The horrors in La Pampa, Peru must stop.
Recently it was my honor to facilitate an arts workshop, The Call of the Balladeers, in Medellin, Colombia, for 125 young Christian artists from 12 Latin countries. The purpose of the workshop was to equip and encourage aspiring Christian artists to use their art to speak prophetically to culture. During our time together these young artists shared their music, plays, paintings, dance and poetry.
It is imperative that the church challenge corruption and injustice in our societies. And it is time to awaken the church and society to the evils right in front of them. Christian artists can raise their voices to bring change. After all, the artists shape culture, and culture is upstream from the laws, institutions and structures of a nation.
For six years I have been engaging with a group of young Christians from a church in Lima, Peru. Recently they travelled to Madre de Dios, one of the poorest provinces in their nation. They went to minister to impoverished fellow citizens, especially girls and young women who are sexually abused and often murdered.
La Pampa’s horrors
The epicenter of this horror is La Pampa. Daniela Dolores is a young poet who traveled there as part of this ministry team. She describes La Pampa as a
… no man’s land where the State simply does not dare to enter. Many girls and women are taken to this place with deception, other times they are kidnapped, and then used as merchandise for prostitution. Most of them acquire sexually transmitted diseases, so they are killed by decapitation or dismemberment. Her remains are thrown under a bridge as if they were garbage. Those who are rescued are mostly rejected by their families for the life they had. All of them have to return to the prostitution business because they believe it is the only thing they can do.
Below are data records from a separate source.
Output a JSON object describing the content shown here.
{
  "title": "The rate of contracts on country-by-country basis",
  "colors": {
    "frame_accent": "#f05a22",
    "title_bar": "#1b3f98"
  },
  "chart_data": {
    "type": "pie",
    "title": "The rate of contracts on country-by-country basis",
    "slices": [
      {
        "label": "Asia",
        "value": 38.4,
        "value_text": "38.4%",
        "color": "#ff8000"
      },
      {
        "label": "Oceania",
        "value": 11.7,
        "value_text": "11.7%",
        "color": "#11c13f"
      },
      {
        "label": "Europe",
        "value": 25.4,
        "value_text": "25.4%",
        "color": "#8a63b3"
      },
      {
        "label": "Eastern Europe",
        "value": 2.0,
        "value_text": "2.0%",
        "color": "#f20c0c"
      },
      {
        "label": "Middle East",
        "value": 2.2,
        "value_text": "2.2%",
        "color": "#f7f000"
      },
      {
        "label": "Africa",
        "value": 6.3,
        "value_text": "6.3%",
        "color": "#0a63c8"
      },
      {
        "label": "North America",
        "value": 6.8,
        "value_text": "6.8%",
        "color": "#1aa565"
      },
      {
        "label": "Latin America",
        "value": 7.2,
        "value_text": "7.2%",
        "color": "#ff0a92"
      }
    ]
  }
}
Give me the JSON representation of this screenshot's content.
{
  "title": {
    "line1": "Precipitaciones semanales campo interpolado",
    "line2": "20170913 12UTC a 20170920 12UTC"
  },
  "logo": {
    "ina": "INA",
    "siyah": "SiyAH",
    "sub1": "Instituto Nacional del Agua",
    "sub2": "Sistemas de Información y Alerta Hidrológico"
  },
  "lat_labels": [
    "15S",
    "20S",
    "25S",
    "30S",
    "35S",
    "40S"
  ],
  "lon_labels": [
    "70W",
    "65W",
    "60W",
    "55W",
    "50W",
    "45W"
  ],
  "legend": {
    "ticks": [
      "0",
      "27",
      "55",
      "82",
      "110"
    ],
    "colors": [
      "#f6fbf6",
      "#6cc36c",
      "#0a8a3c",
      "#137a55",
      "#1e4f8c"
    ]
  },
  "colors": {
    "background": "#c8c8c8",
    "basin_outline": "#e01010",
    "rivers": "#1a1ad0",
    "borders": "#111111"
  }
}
Born out of her experiences ministering in La Pampa, interacting with the women and hearing their stories, Daniela wrote a poem to awaken any who would hear it to the plight of these girls and young women who live at the entrance to hell.
One woman’s experience
Read this English translation and weep with me:
I am harassed every day by a different beast. They tear me apart, devour a part of me and then abandon my foul meat.
They return one by one, and the nightmare repeats itself, day after day.
I never thought that my life would change so much; I once longed to leave the misery where I grew up, without contemplating that I would find a greater misery in this place.
I wake up thinking if it’s really worth living. My tears are screams drowned in despair. These fall, they do not stop sprouting, as I write this.
Yesterday, one of us tried to escape the beasts. She lost, I heard that she was dismembered. The truth is that no one will come to claim their remains, they will remain under that bridge as a sign of the power of the beasts.
I really don’t think anyone out there understands the pain so great that I feel, but I need to talk.
I need to shout this suffering, it consumes me.
Even though I want to end all this, there is something that still keeps me, I cling to this life, and it is because I have someone waiting for those dirty coins that the beasts give me.
I simply cannot escape this; At this point, I have lost all hope, will the day come when this nightmare ends?
Will the day come when my body rests from pain?
If someone reads this message, I beg you, help me!
What will you do about these horrors?
As I listened to Daniela read her poem, I was swept into the image of violence, hopelessness and despair. With her last line, I wept! At that moment my translator turned to me, “Look at my arm!” The power of Daniela’s words had made the hair stand up on his arm.
These horrors led me to write Nurturing the Nations: Reclaiming the Dignity of Women to Build Healthy Cultures.
If you have been stirred by Daniela’s words, please find a way to speak on behalf of women who are abused and destroyed.
Please pray for us as we develop a Coram Deo online class on the dignity of women.
“If someone reads this message, I beg you, help me!”